In California government, bad ideas are like nightmares. They keep coming back, even though they can’t survive the light of day.

One such idea is the “wealth tax,” a failed proposal that seeks to “reduce wealth inequality” by taking an annual bite out of the assets of people who are “obscenely ultra rich,” in the words of the author of the latest version of the bill.

Assemblymember Alex Lee, D-San Jose, complained that “there’s a whole other category of wealth where you just own things,” and income tax doesn’t capture a share of it. So he has re-introduced a proposal that would slap a 1% annual tax on the global assets of Californians with a net worth of at least $50 million, 1.5% on the holdings of anyone with assets of more than $1 billion.

The proposed legislation is Assembly Bill 2289, and it is supported by the California Federation of Teachers despite record spending on education in the current state budget. CFT president Jeff Freitas said in a statement, “California billionaires have increased their wealth astronomically since the beginning of the pandemic, while regular working folks have struggled to pay their bills.”

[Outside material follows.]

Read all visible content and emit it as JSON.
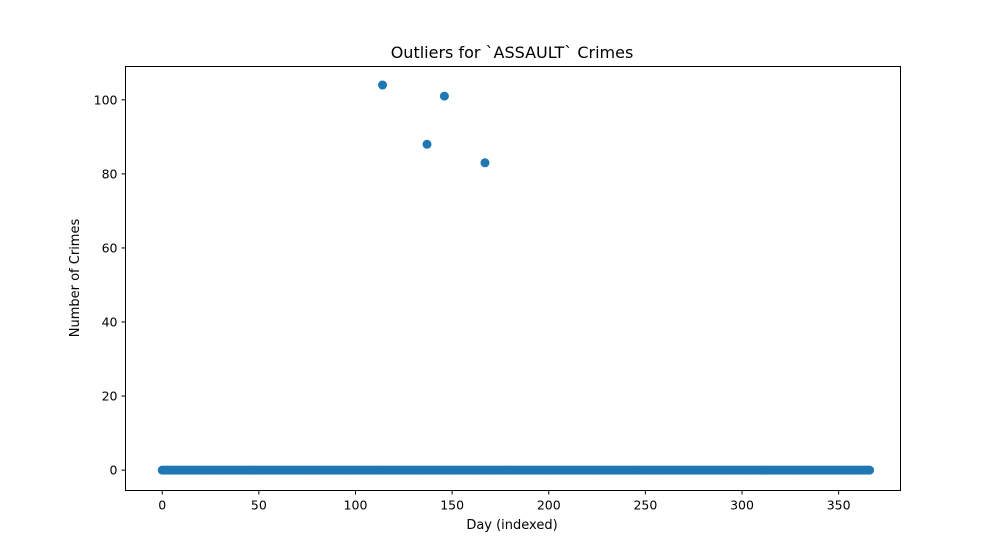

But the disparate impact of pandemic restrictions is only the latest justification offered for redistributionist tax schemes in California, which already has the highest marginal state income tax rates in the country. With a top tax rate of 13.3% on the highest-earning Californians, the argument that the rich are not paying “their fair share” is absurd.

When last year’s version of the “wealth tax” was under consideration, a report from the California Policy Lab on the alleged “CalExodus” noted that the top 0.5% of California taxpayers account for 40% of state income tax revenues.

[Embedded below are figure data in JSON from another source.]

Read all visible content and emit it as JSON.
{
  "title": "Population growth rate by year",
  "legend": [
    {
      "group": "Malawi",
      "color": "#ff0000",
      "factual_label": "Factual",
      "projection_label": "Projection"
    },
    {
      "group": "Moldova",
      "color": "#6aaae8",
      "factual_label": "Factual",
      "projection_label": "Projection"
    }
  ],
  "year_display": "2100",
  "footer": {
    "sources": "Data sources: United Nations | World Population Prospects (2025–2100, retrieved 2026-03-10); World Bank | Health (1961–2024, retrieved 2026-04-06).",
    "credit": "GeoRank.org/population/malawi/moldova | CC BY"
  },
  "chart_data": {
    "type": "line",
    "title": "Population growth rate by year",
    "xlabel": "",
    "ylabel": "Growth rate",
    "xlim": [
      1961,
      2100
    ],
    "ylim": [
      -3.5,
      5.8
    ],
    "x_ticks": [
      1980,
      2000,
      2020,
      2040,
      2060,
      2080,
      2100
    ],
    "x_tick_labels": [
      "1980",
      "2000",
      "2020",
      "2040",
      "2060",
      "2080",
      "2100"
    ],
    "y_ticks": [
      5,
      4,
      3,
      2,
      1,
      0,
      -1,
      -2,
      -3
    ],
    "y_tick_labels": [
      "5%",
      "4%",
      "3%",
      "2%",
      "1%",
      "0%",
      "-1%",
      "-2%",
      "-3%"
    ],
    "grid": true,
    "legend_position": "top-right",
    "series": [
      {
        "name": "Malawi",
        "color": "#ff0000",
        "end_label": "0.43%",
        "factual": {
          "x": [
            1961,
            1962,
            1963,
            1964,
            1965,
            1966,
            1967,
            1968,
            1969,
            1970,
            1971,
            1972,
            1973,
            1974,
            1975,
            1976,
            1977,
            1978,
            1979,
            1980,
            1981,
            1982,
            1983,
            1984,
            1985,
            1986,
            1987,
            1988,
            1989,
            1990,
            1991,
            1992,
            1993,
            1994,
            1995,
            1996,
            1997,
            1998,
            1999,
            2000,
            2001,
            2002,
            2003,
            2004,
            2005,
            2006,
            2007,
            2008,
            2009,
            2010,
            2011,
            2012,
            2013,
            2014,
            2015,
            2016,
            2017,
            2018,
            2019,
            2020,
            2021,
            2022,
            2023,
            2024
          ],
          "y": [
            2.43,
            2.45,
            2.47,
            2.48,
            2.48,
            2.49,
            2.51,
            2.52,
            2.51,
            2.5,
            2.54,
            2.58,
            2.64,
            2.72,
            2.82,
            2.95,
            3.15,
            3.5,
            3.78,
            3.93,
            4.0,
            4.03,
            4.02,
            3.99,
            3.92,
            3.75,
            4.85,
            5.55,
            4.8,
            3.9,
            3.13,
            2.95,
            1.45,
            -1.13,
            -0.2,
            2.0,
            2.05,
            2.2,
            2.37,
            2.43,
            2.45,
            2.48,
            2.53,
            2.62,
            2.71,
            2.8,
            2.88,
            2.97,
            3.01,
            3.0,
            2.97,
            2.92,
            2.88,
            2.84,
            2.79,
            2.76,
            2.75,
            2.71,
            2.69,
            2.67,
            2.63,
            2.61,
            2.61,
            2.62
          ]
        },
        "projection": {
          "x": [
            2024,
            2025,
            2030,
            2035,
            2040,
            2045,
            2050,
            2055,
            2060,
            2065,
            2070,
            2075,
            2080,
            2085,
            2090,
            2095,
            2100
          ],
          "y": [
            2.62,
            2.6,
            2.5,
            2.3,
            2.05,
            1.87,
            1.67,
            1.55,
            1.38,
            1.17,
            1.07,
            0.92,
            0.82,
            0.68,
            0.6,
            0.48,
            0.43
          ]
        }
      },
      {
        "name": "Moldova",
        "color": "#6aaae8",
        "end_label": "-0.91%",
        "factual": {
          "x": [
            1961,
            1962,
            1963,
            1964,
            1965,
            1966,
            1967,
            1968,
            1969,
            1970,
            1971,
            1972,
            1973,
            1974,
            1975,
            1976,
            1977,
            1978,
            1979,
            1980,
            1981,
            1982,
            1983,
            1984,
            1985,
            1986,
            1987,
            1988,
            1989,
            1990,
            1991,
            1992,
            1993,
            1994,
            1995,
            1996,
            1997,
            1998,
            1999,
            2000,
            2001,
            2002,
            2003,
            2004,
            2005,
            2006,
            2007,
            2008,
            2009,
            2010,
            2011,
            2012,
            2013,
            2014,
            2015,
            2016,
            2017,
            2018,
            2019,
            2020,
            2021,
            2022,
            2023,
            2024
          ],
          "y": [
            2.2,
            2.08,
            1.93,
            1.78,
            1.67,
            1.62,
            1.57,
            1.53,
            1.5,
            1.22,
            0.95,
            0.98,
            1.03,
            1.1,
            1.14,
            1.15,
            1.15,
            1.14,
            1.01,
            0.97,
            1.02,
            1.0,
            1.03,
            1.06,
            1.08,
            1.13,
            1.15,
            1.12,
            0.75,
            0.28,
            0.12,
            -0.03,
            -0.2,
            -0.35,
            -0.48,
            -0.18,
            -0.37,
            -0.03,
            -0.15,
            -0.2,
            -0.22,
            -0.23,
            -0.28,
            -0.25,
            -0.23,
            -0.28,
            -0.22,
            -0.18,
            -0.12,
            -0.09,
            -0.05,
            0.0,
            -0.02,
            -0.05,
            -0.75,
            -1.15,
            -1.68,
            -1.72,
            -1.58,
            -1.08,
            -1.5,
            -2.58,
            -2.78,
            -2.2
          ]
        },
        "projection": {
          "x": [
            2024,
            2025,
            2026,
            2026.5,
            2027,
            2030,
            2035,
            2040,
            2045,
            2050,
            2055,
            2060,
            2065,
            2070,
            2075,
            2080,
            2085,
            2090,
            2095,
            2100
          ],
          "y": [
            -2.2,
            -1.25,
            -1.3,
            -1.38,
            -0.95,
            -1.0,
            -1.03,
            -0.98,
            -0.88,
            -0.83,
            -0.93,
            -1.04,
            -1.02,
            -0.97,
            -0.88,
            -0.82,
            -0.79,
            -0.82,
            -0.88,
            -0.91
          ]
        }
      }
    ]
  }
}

Although the researchers said they found no evidence of a “pronounced” exodus from the state and “little” evidence that wealthy Californians are leaving “en masse,” they noted that “the choice of a single billionaire to leave the state could have an outsized effect on the state’s coffers.”

That makes an annual tax on the global assets of wealthy state residents a profoundly stupid idea. It is an engraved invitation for high-wealth residents to leave, and just as importantly, it’s a tremendous disincentive for entrepreneurs to locate their start-ups in California. That hurts job creation, and the lack of good jobs in the state worsens income inequality. California has the nation’s highest poverty rate, with more than 15% of state residents living in poverty.

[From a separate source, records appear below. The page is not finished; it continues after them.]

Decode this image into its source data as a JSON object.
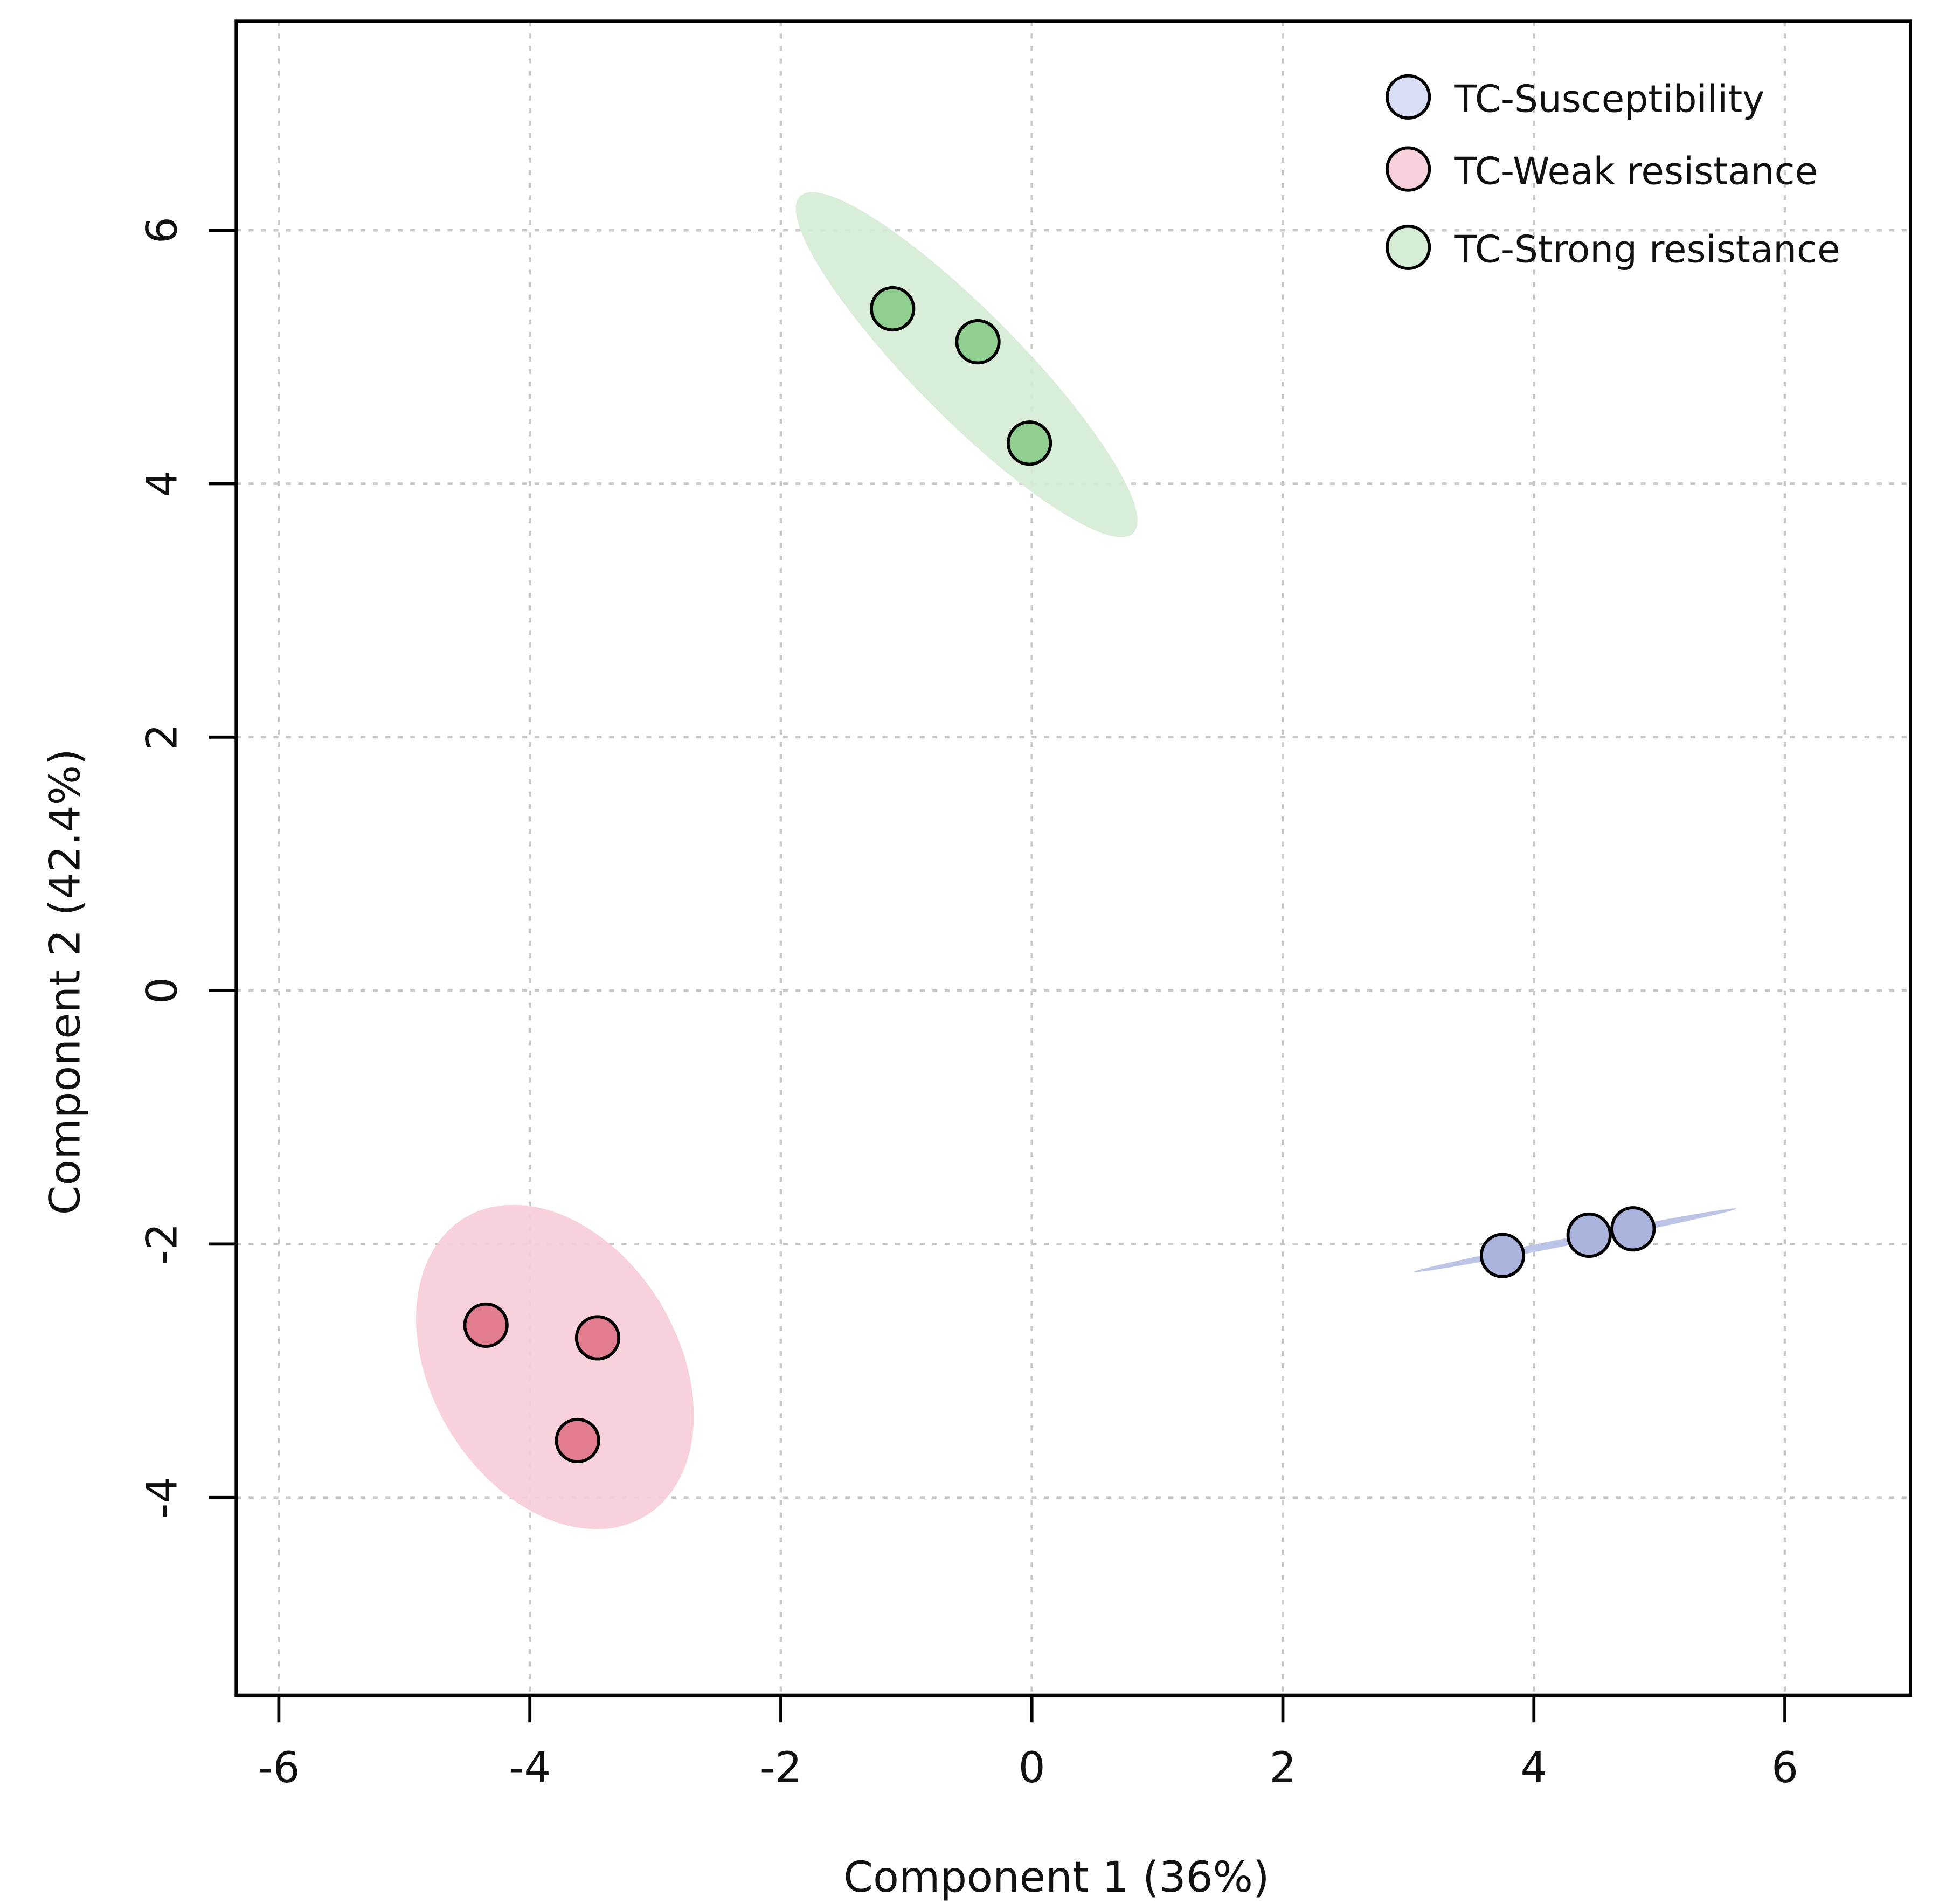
{
  "chart_data": {
    "type": "scatter",
    "title": "",
    "xlabel": "Component 1 (36%)",
    "ylabel": "Component 2 (42.4%)",
    "xlim": [
      -6.34,
      7.0
    ],
    "ylim": [
      -5.56,
      7.65
    ],
    "xticks": [
      -6,
      -4,
      -2,
      0,
      2,
      4,
      6
    ],
    "yticks": [
      -4,
      -2,
      0,
      2,
      4,
      6
    ],
    "grid": true,
    "legend_position": "top-right",
    "series": [
      {
        "name": "TC-Susceptibility",
        "point_color": "#aab4dc",
        "legend_color": "#d8def5",
        "ellipse_color": "#b5bfe3",
        "points": [
          [
            3.75,
            -2.09
          ],
          [
            4.44,
            -1.93
          ],
          [
            4.79,
            -1.88
          ]
        ],
        "ellipse": {
          "center": [
            4.33,
            -1.97
          ],
          "semi_axes": [
            1.31,
            0.03
          ],
          "angle_deg": 11
        }
      },
      {
        "name": "TC-Weak resistance",
        "point_color": "#e27d90",
        "legend_color": "#f8d0d9",
        "ellipse_color": "#f6cdd6",
        "points": [
          [
            -4.35,
            -2.64
          ],
          [
            -3.46,
            -2.74
          ],
          [
            -3.62,
            -3.55
          ]
        ],
        "ellipse": {
          "center": [
            -3.8,
            -2.97
          ],
          "semi_axes": [
            1.38,
            0.98
          ],
          "angle_deg": -58
        }
      },
      {
        "name": "TC-Strong resistance",
        "point_color": "#8fce8f",
        "legend_color": "#d5ecd5",
        "ellipse_color": "#d5ecd5",
        "points": [
          [
            -1.11,
            5.38
          ],
          [
            -0.43,
            5.12
          ],
          [
            -0.02,
            4.32
          ]
        ],
        "ellipse": {
          "center": [
            -0.52,
            4.94
          ],
          "semi_axes": [
            1.88,
            0.42
          ],
          "angle_deg": -45
        }
      }
    ]
  }
}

The solution can’t be found in confiscatory taxation. It can only be found in broad-based economic growth. State leaders should be focused on fostering the conditions for job creation, instead of introducing counter-productive proposals dripping with stale leftist rhetoric.

To the frustration of progressives who support the idea of a wealth tax, the idea can’t get off the ground in progressive California. Last year’s version of the wealth tax bill never even had a legislative committee hearing. Governor Gavin Newsom has not endorsed the idea of further raising taxes on the wealthiest Californians.

One of the most visible California billionaires, Elon Musk, is today a Texas billionaire, having moved his company’s headquarters from Palo Alto to Austin. Texans will now have those high-paying jobs, and they’ll be paying the Texas state income tax rate of zero.

It’s a cautionary tale, or should be, for California lawmakers.